When Taylor and Graham were deciding whether to work with Dirt Capital, they paid a visit to Dodo Farms to hear about the farmers’ experience. It’s a small example of the “intentional collaboration” that has always guided her work, Taylor says, despite the fact that people often see her as standing alone in her field.

“This entire time that I’ve owned this farm, this has never been the only thing that I’ve done, and I’ve never only farmed by myself,” she said in November at Three Part Harmony farm, where beets and lettuces still thrived in tidy rows, despite the coming winter.

That sentiment is guiding her next chapter in multiple ways. After recently registering the new nonprofit Three Part Harmony Center for Agriculture, Food, and Learning, she’s hoping to be able to fundraise enough to hire a farm manager to run it. “I always thought this place might live beyond me and take on a life of its own, which would be great,” she said.

Later that morning, Taylor and Graham were headed to one of their neighbors, Juniper’s Garden, to start talking through the coming year. Graham said that 2025 would be a year of testing the waters of collaborative capacity building, joint distribution, and building a food community. Taylor’s also thinking about how to make working the land more manageable as climate change causes temperatures to rise. For instance, she’s looking into ways to minimize outdoor labor aside from harvesting during July and August, when Maryland’s heat becomes dangerous. It’s a lot for one farm couple to figure out, and it’s no coincidence that Spice Creek Farm abuts land that is already being worked by like-minded Black farmers. “We didn’t look anywhere else,” Taylor said.

Not only does she see a future of collaboration among the farmers in this corner of rural Maryland, she wants to feed the people who live here, too. “A lot of people for the last couple of decades had this mentality of, ‘Your customer base is in the city and the farms are in the country,’” she said. At Three Part Harmony, she defied that norm by feeding city residents with city-grown food.
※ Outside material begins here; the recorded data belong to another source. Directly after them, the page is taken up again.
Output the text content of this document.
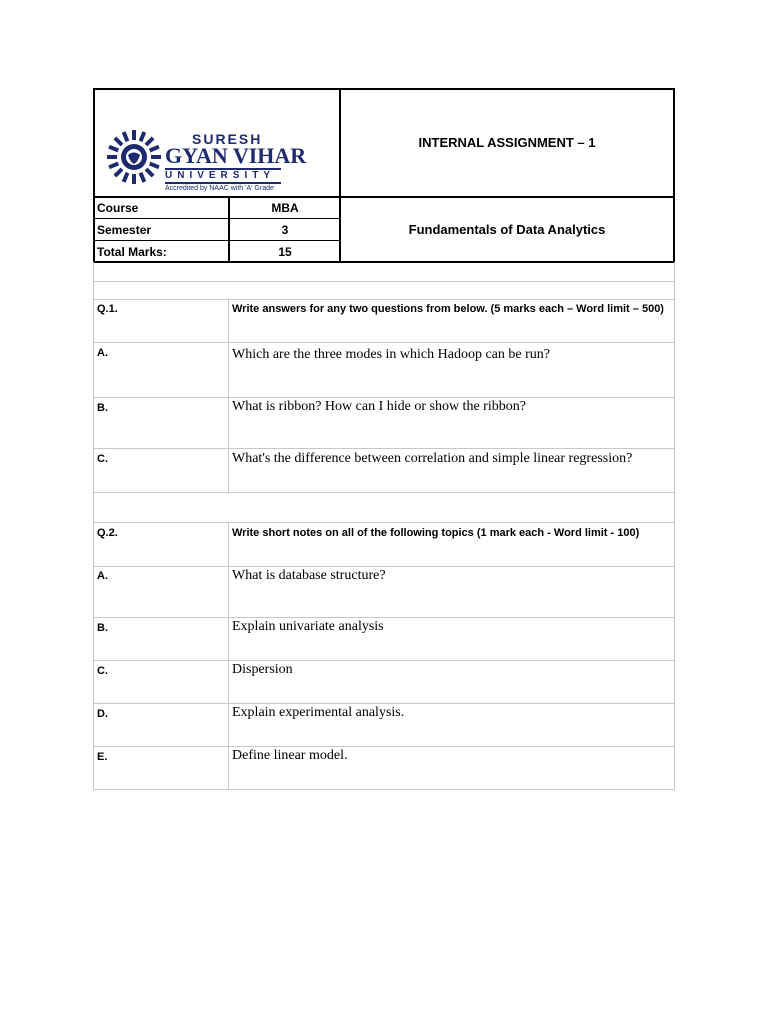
SURESH
GYAN VIHAR
UNIVERSITY
Accredited by NAAC with 'A' Grade
INTERNAL ASSIGNMENT – 1
Course	MBA
Semester	3
Total Marks:	15
Fundamentals of Data Analytics
Q.1.	Write answers for any two questions from below. (5 marks each – Word limit – 500)
A.	Which are the three modes in which Hadoop can be run?
B.	What is ribbon? How can I hide or show the ribbon?
C.	What's the difference between correlation and simple linear regression?
Q.2.	Write short notes on all of the following topics (1 mark each - Word limit - 100)
A.	What is database structure?
B.	Explain univariate analysis
C.	Dispersion
D.	Explain experimental analysis.
E.	Define linear model.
At Spice Creek, her vision is to rebuild a once-typical foodshed model that has become a rarity—by feeding her rural neighbors food grown on nearby farms.

Taylor doesn’t relate to the word “success,” and she is skeptical of larger barriers being broken down for farmers like her, barring “a complete, upside-down change to the entire capitalist economy.” What drives her is a simple, long-term vision shared by millions of farmers who tilled this and other parcels of land before her. Now, that vision is rooted in soil she can steward while ensuring it won’t be paved over anytime soon.

“We just want to be able to work hard and enjoy what we do,” she says, looking at Graham. “Step out of our door every day with our dogs and be at work right there in the community.”